Every few weeks, my hospital receives a call from a desperate exotic pet owner somewhere far away seeking advice about their sick pet. Sometimes it’s about a reptile, sometimes about a bird or bunny. The caller might be from the Midwest, Canada, or even from another country. Unfortunately, in most cases, there is little we can recommend over the phone, and we advise the pet owner to take their animal to an exotic pet-savvy vet to be checked. While there are several great resources on-line directing people to terrific local vets who are comfortable treating exotic species, for some people in certain remote locations, exotic pet veterinarians can be hard to find. What are the most important things to look for when you are seeking out the care of an exotic pet vet? Here are 5 essential considerations:
1. How many (snakes, birds, ferrets, rabbits, whatever species) has this vet ever treated?
While practice may not always make perfect, it certainly makes better. The more of any given species a veterinarian sees, the more likely that he or she is to recognize disease and be able to recommend appropriate treatment.
2. Is the veterinary hospital set up to accommodate exotic pets?
While many cat and dog hospitals will see exotic pets, they often do so because they are the only game in town. You can really tell whether a veterinary hospital is set up to treat exotic pets if they have some of the basic equipment and supplies needed to do so, such as Gram’s stain for checking birds’ stool or a tank for safely enclosing a reptile. If they have no equipment specifically designed for treating and examining typically smaller exotic patients, it is likely they don’t treat many of them.
3. Are the veterinary technicians comfortable handling exotic patients?
Knowing how to safely handle exotic pets is truly an art that takes years to master. No matter how good a veterinarian may be at the medical care of exotic pets, without great technical staff, that vet cannot perform great medical care. By just watching how veterinary technicians restrain and manipulate your exotic pet, you can get an idea about how often they actually handle exotic pets.
4. Are the veterinarians and/or the veterinary staff members of any exotic pet professional organizations?
There are several professional exotic animal groups, such as the Association of Avian Veterinarians, the Association of Exotic Mammal Veterinarians, or the Association of Reptilian and Amphibian Veterinarians.
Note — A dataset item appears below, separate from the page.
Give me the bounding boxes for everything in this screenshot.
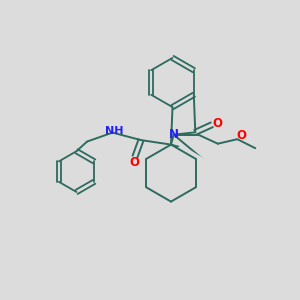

These organizations provide continuing education to veterinary professionals, and typically, individuals who want to remain up to date in exotic pet care knowledge will join one or more of these groups to stay current.
5. Does the veterinary hospital provide care for exotic pet emergencies?
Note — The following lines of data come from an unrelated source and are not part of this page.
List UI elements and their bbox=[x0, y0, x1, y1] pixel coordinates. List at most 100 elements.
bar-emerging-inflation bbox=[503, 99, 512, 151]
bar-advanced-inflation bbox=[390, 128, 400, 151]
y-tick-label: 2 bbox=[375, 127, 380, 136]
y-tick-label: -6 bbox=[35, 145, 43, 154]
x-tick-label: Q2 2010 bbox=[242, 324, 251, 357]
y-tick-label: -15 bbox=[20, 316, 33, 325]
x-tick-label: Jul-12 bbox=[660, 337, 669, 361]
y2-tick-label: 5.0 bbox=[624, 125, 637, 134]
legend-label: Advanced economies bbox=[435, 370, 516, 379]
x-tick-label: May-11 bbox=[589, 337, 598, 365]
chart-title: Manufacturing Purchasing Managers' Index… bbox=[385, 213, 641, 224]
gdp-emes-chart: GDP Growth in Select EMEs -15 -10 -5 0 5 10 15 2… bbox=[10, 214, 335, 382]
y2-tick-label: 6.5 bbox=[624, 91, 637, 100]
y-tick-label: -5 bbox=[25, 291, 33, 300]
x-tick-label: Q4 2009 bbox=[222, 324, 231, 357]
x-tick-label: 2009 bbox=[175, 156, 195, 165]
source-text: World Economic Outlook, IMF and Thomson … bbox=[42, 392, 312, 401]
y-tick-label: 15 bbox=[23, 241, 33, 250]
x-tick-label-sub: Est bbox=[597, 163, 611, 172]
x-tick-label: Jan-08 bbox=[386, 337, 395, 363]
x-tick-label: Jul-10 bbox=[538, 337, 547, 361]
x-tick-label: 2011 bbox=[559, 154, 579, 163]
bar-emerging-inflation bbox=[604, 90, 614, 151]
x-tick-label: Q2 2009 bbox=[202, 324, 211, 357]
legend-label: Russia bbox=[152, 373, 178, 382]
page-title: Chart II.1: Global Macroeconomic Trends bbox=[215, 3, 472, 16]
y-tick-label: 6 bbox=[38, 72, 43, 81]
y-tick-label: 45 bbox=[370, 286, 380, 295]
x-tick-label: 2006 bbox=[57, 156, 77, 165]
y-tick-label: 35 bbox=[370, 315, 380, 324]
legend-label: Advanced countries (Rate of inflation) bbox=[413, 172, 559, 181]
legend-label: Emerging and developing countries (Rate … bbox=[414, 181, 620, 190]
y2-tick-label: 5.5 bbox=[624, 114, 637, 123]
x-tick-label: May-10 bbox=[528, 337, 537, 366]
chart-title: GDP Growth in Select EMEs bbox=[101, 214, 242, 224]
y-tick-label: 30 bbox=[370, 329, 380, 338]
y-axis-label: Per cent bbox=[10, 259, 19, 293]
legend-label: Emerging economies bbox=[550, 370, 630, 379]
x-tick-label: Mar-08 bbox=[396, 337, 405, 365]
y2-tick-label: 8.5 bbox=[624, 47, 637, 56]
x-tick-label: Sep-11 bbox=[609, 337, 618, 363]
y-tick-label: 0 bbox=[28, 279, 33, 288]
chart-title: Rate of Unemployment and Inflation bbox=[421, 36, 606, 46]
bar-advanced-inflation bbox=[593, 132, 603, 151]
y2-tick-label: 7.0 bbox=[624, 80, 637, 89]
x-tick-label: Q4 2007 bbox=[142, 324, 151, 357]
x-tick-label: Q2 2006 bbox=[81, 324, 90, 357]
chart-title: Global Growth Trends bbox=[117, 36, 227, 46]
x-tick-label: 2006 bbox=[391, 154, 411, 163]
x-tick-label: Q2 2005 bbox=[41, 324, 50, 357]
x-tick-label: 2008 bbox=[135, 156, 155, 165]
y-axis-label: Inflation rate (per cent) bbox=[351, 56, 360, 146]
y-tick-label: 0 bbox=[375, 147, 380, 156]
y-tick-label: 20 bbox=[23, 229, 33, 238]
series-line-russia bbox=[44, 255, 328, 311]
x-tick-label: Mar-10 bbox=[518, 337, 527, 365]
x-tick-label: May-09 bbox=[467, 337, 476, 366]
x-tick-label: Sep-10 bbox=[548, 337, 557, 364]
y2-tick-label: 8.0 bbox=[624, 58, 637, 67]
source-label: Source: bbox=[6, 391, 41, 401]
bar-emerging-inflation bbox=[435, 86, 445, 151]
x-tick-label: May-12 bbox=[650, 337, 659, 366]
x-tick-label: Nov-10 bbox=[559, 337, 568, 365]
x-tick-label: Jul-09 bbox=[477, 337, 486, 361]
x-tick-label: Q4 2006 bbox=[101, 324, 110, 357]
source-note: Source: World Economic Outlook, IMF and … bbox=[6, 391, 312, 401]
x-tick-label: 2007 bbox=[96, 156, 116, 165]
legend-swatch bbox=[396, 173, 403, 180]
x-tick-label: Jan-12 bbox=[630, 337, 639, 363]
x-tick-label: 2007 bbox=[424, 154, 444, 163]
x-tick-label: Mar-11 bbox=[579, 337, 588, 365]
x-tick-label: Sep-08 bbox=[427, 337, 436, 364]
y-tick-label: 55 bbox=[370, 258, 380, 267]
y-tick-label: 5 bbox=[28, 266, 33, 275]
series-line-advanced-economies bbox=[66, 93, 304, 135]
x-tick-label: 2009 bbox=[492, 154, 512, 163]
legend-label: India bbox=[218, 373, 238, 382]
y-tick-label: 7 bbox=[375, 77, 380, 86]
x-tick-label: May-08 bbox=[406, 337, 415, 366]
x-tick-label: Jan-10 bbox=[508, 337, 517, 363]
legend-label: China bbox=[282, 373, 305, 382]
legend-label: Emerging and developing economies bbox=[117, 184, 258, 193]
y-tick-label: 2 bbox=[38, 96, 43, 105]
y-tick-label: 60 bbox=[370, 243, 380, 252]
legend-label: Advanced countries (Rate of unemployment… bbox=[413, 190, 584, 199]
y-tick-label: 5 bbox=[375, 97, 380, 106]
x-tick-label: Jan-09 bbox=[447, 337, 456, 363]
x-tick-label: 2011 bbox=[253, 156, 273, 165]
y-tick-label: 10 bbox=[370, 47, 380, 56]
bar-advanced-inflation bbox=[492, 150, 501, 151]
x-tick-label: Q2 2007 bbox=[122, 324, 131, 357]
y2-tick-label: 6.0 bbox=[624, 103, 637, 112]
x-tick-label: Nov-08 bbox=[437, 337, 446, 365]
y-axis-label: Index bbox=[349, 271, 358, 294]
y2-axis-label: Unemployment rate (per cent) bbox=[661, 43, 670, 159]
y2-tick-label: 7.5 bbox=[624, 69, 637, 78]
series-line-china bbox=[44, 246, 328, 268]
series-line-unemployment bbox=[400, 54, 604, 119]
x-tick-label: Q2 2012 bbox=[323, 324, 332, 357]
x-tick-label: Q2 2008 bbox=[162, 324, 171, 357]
This is something most exotic pet owners don’t think about until they are faced with an emergency, themselves. While a few animal hospitals have vets on call and technicians who remain in the hospital overnight to care for critical cases, the majority of small hospitals are not open 24/7 but have arrangements with local emergency clinics to care for their patients overnight and on emergency. However, while local emergency clinics are generally happy to take in dog and cat emergencies, they are not always equipped to handle exotic pet emergencies. When choosing an animal hospital to care for your unique exotic pet, be sure to ask the veterinary staff how they would help you in case you have an after-hours emergency.